Sinn und Zweck dieses Trainingslagers war es natürlich nicht zuzunehmen, sondern den Stoffwechsel zu trainieren und Grundlagen zu schaffen. Am Besten geht das mit Radfahren. Viel Radfahren. Alles im GA1-Bereich, sofern es der Wind und die Berge zuließen. Einfach viele Stunden in Bewegung sein. Fuerteventura rauf und runter. Breite Straßen, wirklich unfassbare rücksichtsvolle Autofahrer, hier und da ein kleines Restaurant in schnuckeligen Dörfern, wo wir uns einen Kaffee und mal ein Stück Kuchen gönnen. Athletik am Strand, ein kleiner Vortrag über Ernährung, Freiwasserschwimmen und etwas Laufen haben das Programm rund gemacht. Auch wenn ich es hier gut aushalten kann, kann ich die Begeisterung meines Trainers für die Insel nicht ganz teilen. Als hätten tausende Rentner ihre Hosen verloren und die Landschaft damit bedeckt. Zuviel Beige.

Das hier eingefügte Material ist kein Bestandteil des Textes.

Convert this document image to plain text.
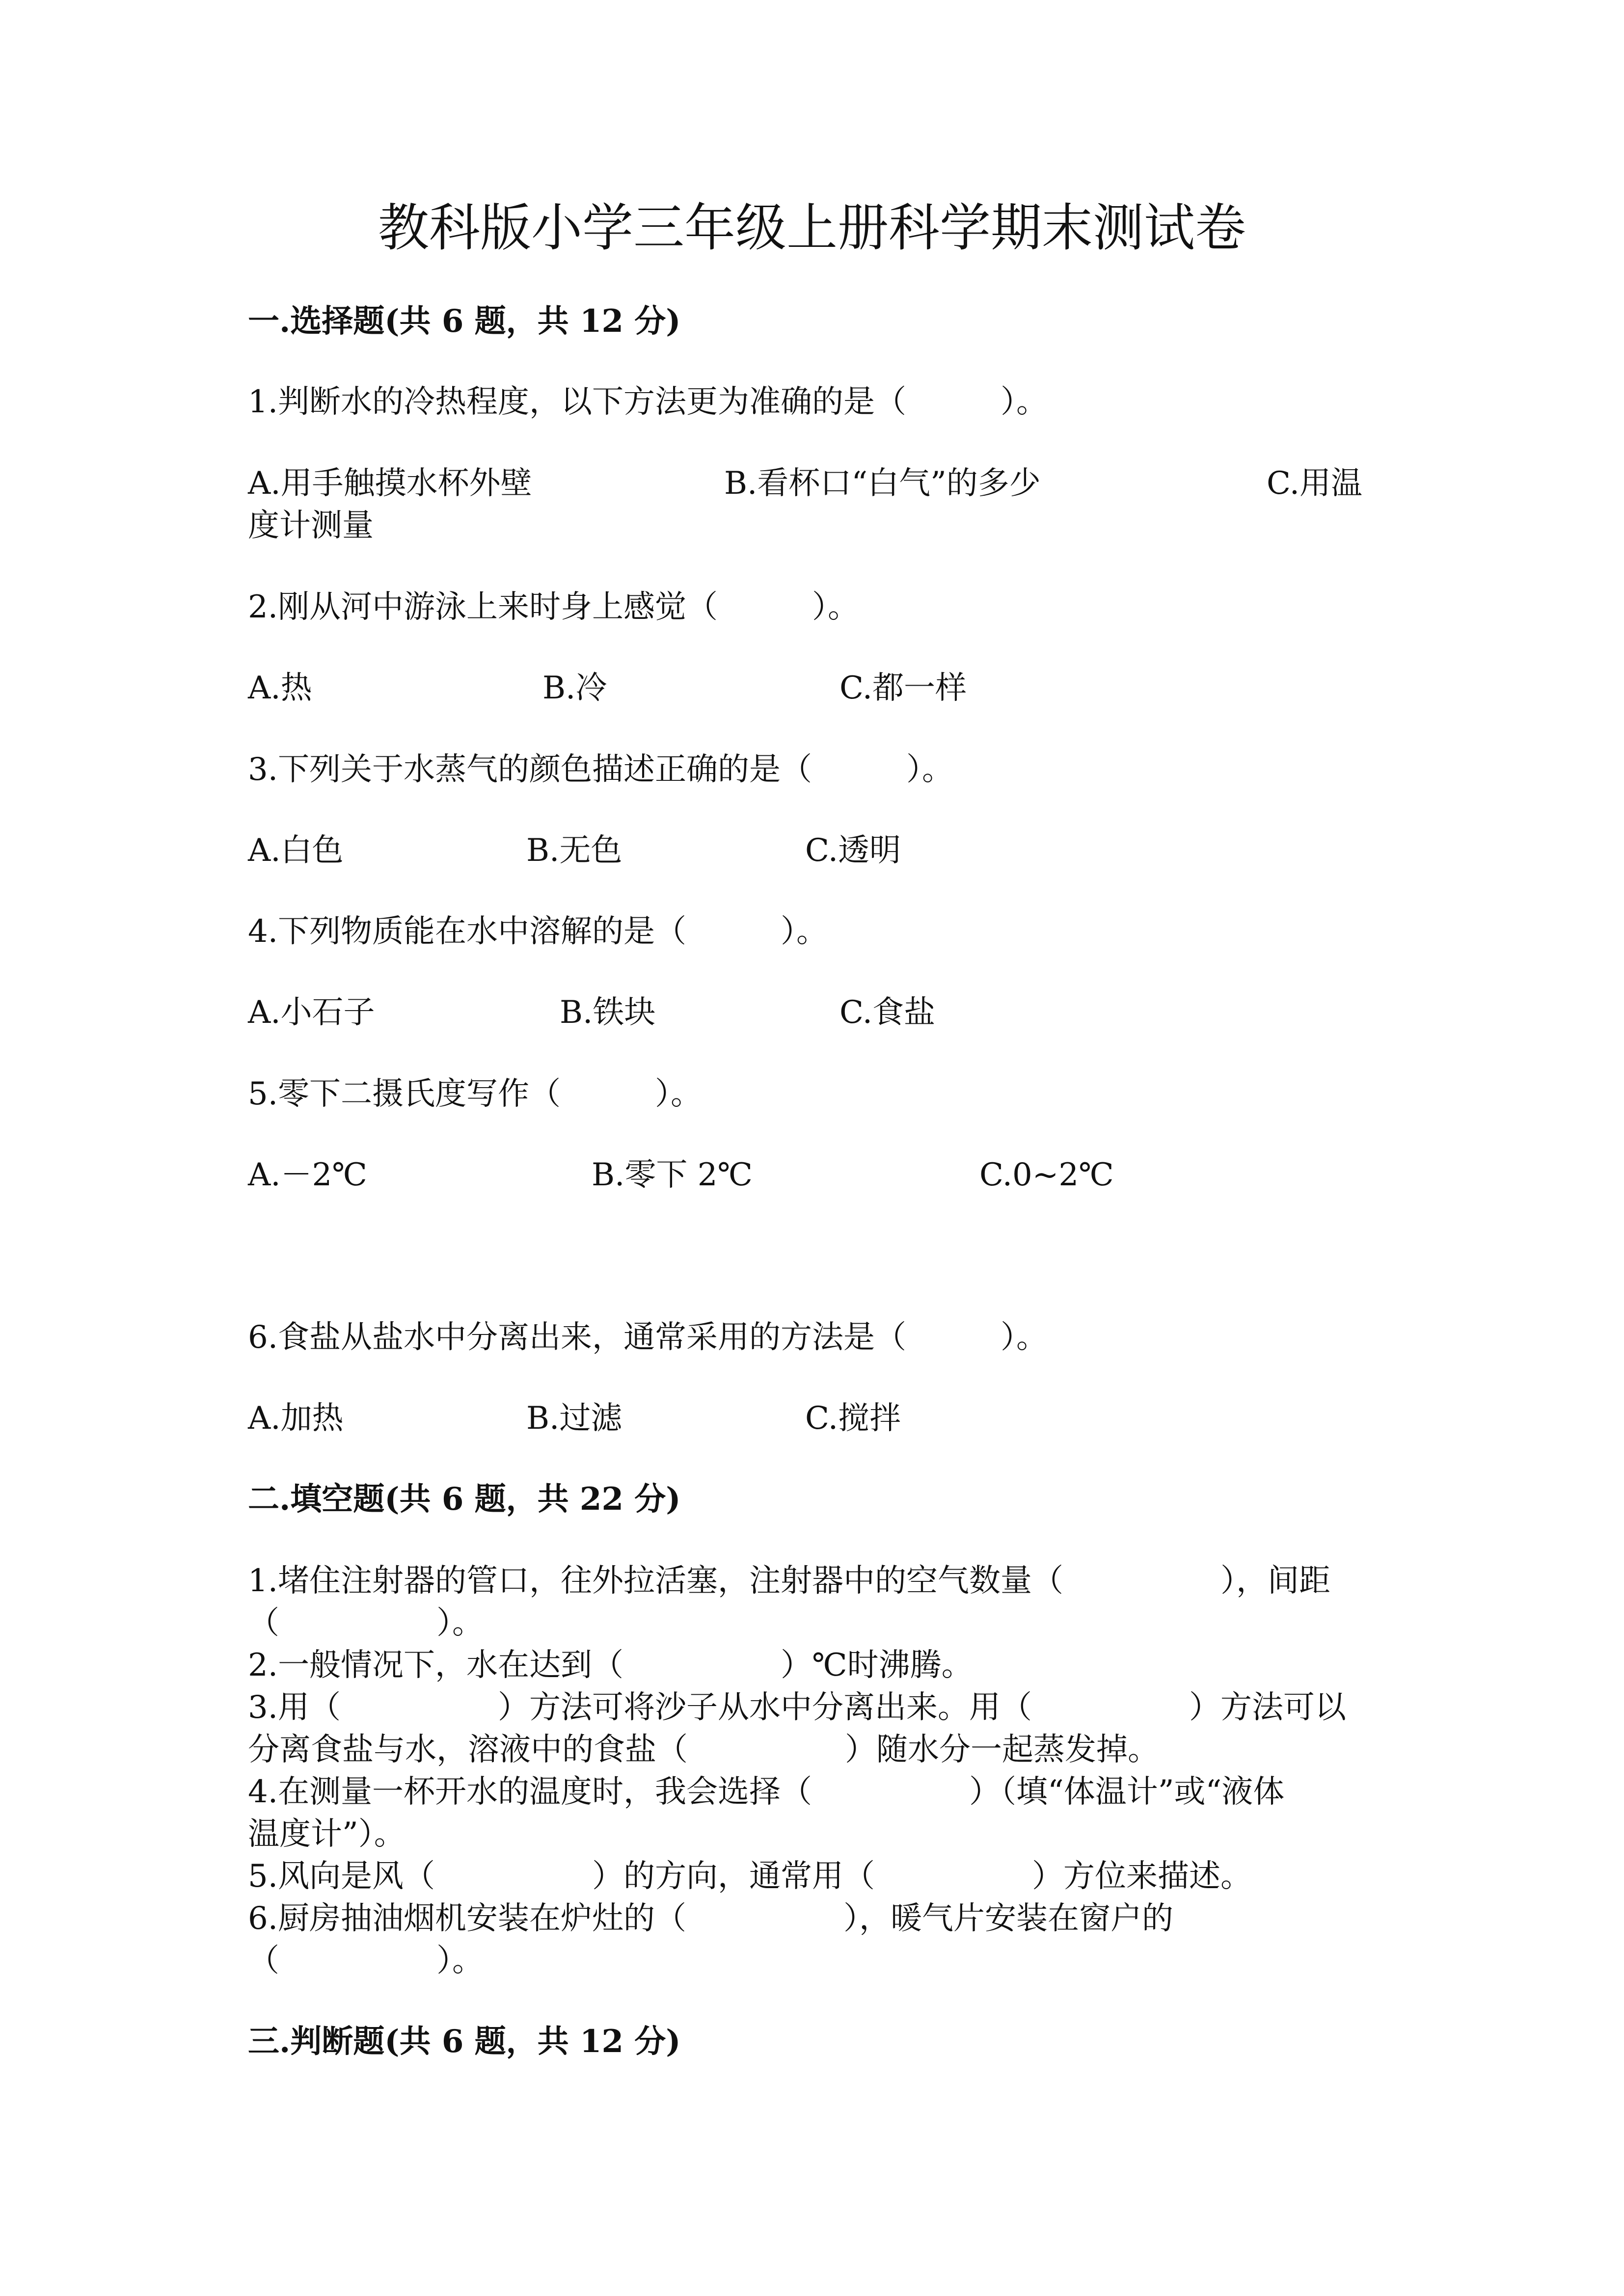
教科版小学三年级上册科学期末测试卷
一.选择题(共 6 题，共 12 分)
1.判断水的冷热程度，以下方法更为准确的是（　　　）。
A.用手触摸水杯外壁	B.看杯口“白气”的多少	C.用温
度计测量
2.刚从河中游泳上来时身上感觉（　　　）。
A.热	B.冷	C.都一样
3.下列关于水蒸气的颜色描述正确的是（　　　）。
A.白色	B.无色	C.透明
4.下列物质能在水中溶解的是（　　　）。
A.小石子	B.铁块	C.食盐
5.零下二摄氏度写作（　　　）。
A.－2℃	B.零下 2℃	C.0~2℃
6.食盐从盐水中分离出来，通常采用的方法是（　　　）。
A.加热	B.过滤	C.搅拌
二.填空题(共 6 题，共 22 分)
1.堵住注射器的管口，往外拉活塞，注射器中的空气数量（　　　　　），间距
（　　　　　）。
2.一般情况下，水在达到（　　　　　）℃时沸腾。
3.用（　　　　　）方法可将沙子从水中分离出来。用（　　　　　）方法可以
分离食盐与水，溶液中的食盐（　　　　　）随水分一起蒸发掉。
4.在测量一杯开水的温度时，我会选择（　　　　　）（填“体温计”或“液体
温度计”）。
5.风向是风（　　　　　）的方向，通常用（　　　　　）方位来描述。
6.厨房抽油烟机安装在炉灶的（　　　　　），暖气片安装在窗户的
（　　　　　）。
三.判断题(共 6 题，共 12 分)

Auf Mitochondrien-Jagd mit den Profis

Aber nicht nur wir Wald- und Wiesen-Triathleten sind hier auf Mitochondrien-Jagd. Maurice Clavel kommt uns bei einer Tour auf der Gegenfahrbahn entgegen. Er pedaliert mit augenscheinlich 12km/h und 400 Watt gegen den Wind. Wir nicken einander wissend zu. Dass ich dabei 50km/h drauf habe, aufrecht auf meinen Triathlonrad sitze und die Beine links und rechts wegstrecke, lässt meine Athleten-Credibility etwas sinken, sagt aber auch viel über den Wind auf der Insel aus.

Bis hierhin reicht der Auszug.